It's no secret that lots of us struggle with food. In many parts of the world, large segments of the population are developing health problems such as diabetes and obesity at alarming levels, suggesting that current dietary policies are ineffective at keeping people within their healthy weight range.
According to a new study, this situation isn't altogether surprising. Israeli researchers tracked the blood sugar levels of 800 participants over the course of a week and found that even if people all eat the same meal, how they end up metabolising it will differ from person to person. In other words, what might be healthy for you won't necessarily be equally healthy for somebody else.
The researchers say the problem lies with the manner in which most dietary systems measure results. Take the glycemic index (GI), for example, which ranks foods based on how they affect blood sugar. There's no doubting it's a useful starting point to gauge how foods can impact glucose levels, but it's based on studies that average out how groups of people respond to food – not particular individuals like you or me.
"Most dietary recommendations that one can think of are based on one of these grading systems; however, what people didn't highlight, or maybe they didn't fully appreciate, is that there are profound differences between individuals – in some cases, individuals have [the] opposite response to one another, and this is really a big hole in the literature," said Eran Segal of the Weizmann Institute of Science in Rehovot, Israel.
Segal and his fellow researchers say GI is not a set value for any given food, but rather depends on the individual eating that food. To test this, they monitored week-long glucose levels in an 800-person cohort, measuring individual responses to a whopping 46,898 meals.

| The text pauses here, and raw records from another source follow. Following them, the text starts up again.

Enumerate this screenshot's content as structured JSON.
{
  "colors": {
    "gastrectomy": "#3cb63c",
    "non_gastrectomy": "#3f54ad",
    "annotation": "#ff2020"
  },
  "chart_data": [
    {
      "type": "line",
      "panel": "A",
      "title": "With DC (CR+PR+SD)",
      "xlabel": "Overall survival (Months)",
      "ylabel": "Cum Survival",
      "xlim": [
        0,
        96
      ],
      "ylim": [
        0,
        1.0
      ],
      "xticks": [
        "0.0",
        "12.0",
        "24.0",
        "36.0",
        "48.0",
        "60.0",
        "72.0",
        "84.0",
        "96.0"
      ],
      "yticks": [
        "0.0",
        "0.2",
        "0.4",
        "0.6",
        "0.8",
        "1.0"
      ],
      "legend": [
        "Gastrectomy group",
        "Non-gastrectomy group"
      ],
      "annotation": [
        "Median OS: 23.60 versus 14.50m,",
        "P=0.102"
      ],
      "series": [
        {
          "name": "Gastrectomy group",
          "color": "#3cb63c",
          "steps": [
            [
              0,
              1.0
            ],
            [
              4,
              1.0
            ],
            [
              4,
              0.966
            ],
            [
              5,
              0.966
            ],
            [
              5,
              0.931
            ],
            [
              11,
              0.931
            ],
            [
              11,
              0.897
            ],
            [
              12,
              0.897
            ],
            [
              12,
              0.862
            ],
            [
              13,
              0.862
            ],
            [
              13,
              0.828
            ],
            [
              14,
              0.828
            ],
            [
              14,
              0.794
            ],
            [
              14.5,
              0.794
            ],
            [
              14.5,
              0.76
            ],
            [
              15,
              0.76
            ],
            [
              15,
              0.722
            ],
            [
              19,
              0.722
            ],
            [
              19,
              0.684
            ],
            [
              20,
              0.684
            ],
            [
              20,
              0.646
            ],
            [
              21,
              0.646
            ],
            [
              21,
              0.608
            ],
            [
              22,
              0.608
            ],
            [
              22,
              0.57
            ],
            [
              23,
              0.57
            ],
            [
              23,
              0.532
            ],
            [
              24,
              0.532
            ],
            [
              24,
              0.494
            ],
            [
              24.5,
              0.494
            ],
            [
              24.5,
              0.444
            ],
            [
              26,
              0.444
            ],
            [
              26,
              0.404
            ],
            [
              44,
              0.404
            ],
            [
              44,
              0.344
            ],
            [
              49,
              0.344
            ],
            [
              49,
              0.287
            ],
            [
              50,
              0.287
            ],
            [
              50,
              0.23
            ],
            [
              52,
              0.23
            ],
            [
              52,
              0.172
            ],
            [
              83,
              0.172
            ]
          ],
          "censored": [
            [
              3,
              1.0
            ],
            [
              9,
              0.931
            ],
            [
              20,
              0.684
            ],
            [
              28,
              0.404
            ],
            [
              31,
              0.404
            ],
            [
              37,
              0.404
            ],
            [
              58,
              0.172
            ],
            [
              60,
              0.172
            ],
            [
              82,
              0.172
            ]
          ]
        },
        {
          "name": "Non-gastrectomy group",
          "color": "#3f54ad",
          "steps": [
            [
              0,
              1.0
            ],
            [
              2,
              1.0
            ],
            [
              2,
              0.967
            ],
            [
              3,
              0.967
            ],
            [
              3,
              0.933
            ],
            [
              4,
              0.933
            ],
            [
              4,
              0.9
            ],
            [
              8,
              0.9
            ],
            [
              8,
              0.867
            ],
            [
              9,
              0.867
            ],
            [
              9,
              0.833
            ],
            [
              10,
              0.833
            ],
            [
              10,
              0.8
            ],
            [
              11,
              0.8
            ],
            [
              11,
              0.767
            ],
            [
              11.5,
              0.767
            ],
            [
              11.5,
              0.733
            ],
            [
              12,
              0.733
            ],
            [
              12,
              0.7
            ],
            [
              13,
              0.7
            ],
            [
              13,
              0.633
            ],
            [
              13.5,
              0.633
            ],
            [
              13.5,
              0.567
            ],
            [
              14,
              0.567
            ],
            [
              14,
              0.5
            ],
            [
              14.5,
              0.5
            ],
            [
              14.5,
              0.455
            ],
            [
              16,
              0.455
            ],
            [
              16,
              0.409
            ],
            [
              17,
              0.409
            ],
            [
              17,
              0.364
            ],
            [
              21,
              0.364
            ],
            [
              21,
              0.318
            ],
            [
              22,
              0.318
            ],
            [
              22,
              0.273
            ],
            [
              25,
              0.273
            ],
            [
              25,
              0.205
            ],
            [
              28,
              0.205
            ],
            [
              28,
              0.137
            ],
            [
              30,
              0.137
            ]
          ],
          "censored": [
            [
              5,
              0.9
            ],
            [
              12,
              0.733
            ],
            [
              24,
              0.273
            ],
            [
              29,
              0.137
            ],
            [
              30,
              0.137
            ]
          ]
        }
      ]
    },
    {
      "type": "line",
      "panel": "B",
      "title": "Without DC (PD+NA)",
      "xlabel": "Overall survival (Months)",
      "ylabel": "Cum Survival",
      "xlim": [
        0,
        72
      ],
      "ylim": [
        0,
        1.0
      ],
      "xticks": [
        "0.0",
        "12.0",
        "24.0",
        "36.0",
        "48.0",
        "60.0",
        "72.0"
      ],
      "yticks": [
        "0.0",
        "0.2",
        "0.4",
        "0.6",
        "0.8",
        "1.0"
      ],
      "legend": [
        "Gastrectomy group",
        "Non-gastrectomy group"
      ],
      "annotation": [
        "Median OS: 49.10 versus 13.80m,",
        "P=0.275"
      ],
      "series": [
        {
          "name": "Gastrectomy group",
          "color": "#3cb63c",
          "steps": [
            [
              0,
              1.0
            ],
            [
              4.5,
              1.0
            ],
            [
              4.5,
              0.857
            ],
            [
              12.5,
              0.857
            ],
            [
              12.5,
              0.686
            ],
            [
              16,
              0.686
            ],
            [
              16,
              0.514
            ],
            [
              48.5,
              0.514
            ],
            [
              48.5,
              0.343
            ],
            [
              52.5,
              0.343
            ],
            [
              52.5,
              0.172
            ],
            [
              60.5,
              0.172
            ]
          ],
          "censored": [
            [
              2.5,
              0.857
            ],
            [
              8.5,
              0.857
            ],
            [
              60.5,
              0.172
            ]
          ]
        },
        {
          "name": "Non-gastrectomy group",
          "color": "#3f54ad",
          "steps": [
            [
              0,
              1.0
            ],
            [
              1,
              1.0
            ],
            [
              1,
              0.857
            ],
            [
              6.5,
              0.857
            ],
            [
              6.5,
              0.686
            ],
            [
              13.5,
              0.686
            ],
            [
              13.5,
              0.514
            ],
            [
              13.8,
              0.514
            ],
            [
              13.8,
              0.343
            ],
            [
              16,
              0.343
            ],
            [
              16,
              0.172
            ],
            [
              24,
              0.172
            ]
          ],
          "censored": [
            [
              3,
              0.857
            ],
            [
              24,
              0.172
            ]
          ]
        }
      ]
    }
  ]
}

Their findings, which are published in Cell, showed a high variability in the response to identical meals, which suggests that universal dietary recommendations may have limited utility in the real world.
"Measuring such a large cohort without any prejudice really enlightened us on how inaccurate we all were about one of the most basic concepts of our existence, which is what we eat and how we integrate nutrition into our daily life", said Eran Elinav, a co-author of the study. "In contrast to our current practices, tailoring diets to the individual may allow us to utilise nutrition as means of controlling elevated blood sugar levels and its associated medical conditions."
Monitoring individual responses to foods produced some interesting results. In one case, the researchers found that a middle-aged woman with obesity and pre-diabetes who had long struggled with dieting experienced blood sugar level spikes after eating tomatoes – a food many would not think to categorise as unhealthy.
"For this person, an individualised tailored diet would not have included tomatoes but may have included other ingredients that many of us would not consider healthy, but are in fact healthy for her," said Elinav. "Before this study was conducted, there is no way that anyone could have provided her with such personalised recommendations, which may substantially impact the progression of her pre-diabetes."
The researchers hope their study will draw attention to the need for personalised nutrition reports in place of blanket 'healthy diet' advice.
"After seeing this data, I think about the possibility that maybe we're really conceptually wrong in our thinking about the obesity and diabetes epidemic," said Segal. "The intuition of people is that we know how to treat these conditions, and it's just that people are not listening and are eating out of control – but maybe people are actually compliant but in many cases we were giving them wrong advice."